La salda fede dei cristiani del Burkina Faso
Minacciati dal jihad, molti cristiani chiudono le chiese e fuggono dai loro villaggi, ma continuano a testimoniare la fede e a confidare nella Provvidenza
Da quando i militari hanno preso il potere con due colpi di stato nel 2022, la minaccia jihadista è cresciuta esponenzialmente in Burkina Faso. Soprattutto nel nord del paese, al confine con il Niger e il Mali, il jihad colpisce senza sosta. Tuttavia “le comunità cristiane continuano a testimoniare una fede salda e sorprendentemente vitale”. A dirlo sono monsignor Thèophile Naré, vescovo di Kaya e Dori, e monsignor Justin Kientega, vescovo di Ouahigouya con i quali Aiuto alla Chiesa che Soffre (ACS) di recente ha parlato della situazione nel paese. I due presuli raccontano una Chiesa provata, ma non piegata.
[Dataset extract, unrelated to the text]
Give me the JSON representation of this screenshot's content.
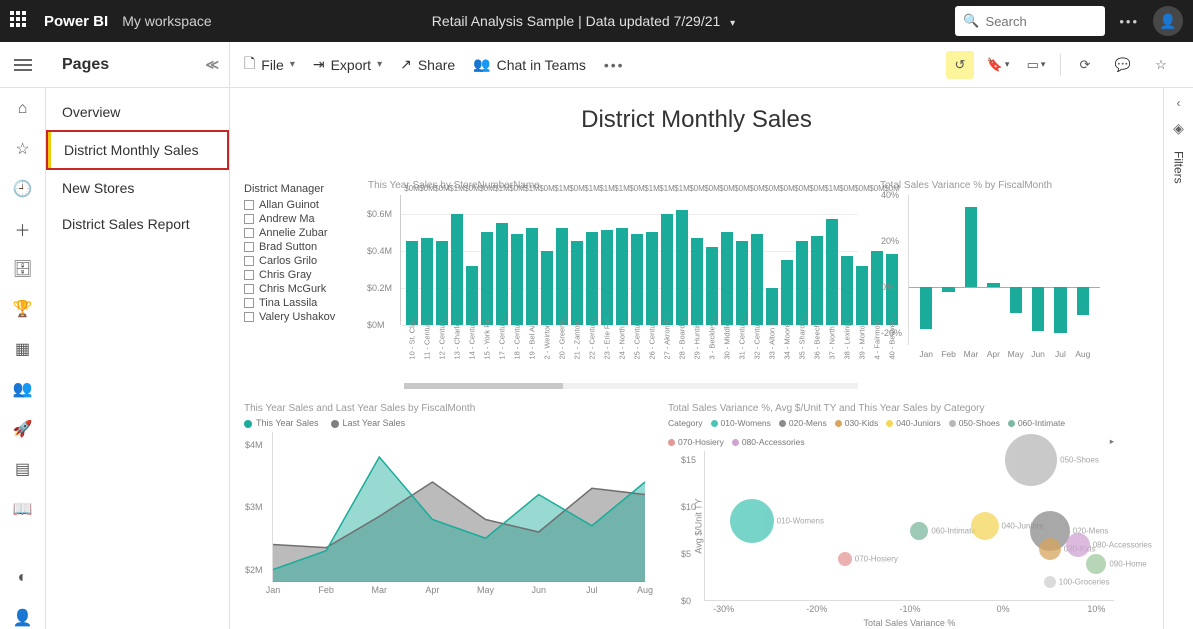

Per il decimo anno consecutivo nelle loro diocesi le celebrazioni del periodo natalizio si sono svolte prima del tramonto per evitare che fedeli e sacerdoti si dovessero spostare di notte. La vita pastorale ormai richiede cautela tutto l’anno, non solo a Natale e a Pasqua che sono i momenti più critici. La semplice partecipazione alla messa richiede coraggio. “Bisogna perseverare nella preghiera, nella speranza e nel fare il bene. Il sangue dei martiri– afferma monsignor Naré citando Tertulliano – è seme di nuovi cristiani. Se il nemico pensa di spegnere il cristianesimo perde tempo: il cristianesimo in Africa si diffonde”. Una prova della vitalità della Chiesa è stata la celebrazione del 125° anniversario dell’evangelizzazione del paese, svoltasi nel santuario mariano di Yagma, alla quale hanno partecipato circa due milioni di fedeli. “Le diocesi del nord – osserva ACS – custodiscono numerose storie di coraggio”. A Pibaoré, capoluogo dell’omonimo dipartimento, lo scorso agosto le donne di una parrocchia hanno formato uno scudo umano per proteggere il loro sacerdote durante un attacco armato. “Questo gesto eroico – commenta monsignor Naré – non è stato ripreso dai mass media, ma resta un simbolo importante di fede e solidarietà”. Proprio quella parrocchia poi però è stata chiusa e il sacerdote è stato costretto a fuggire. Come a Piaboré, tante altre comunità cristiane sono minacciate e molte hanno lasciato i loro villaggi e hanno cercato rifugio nei centri urbani.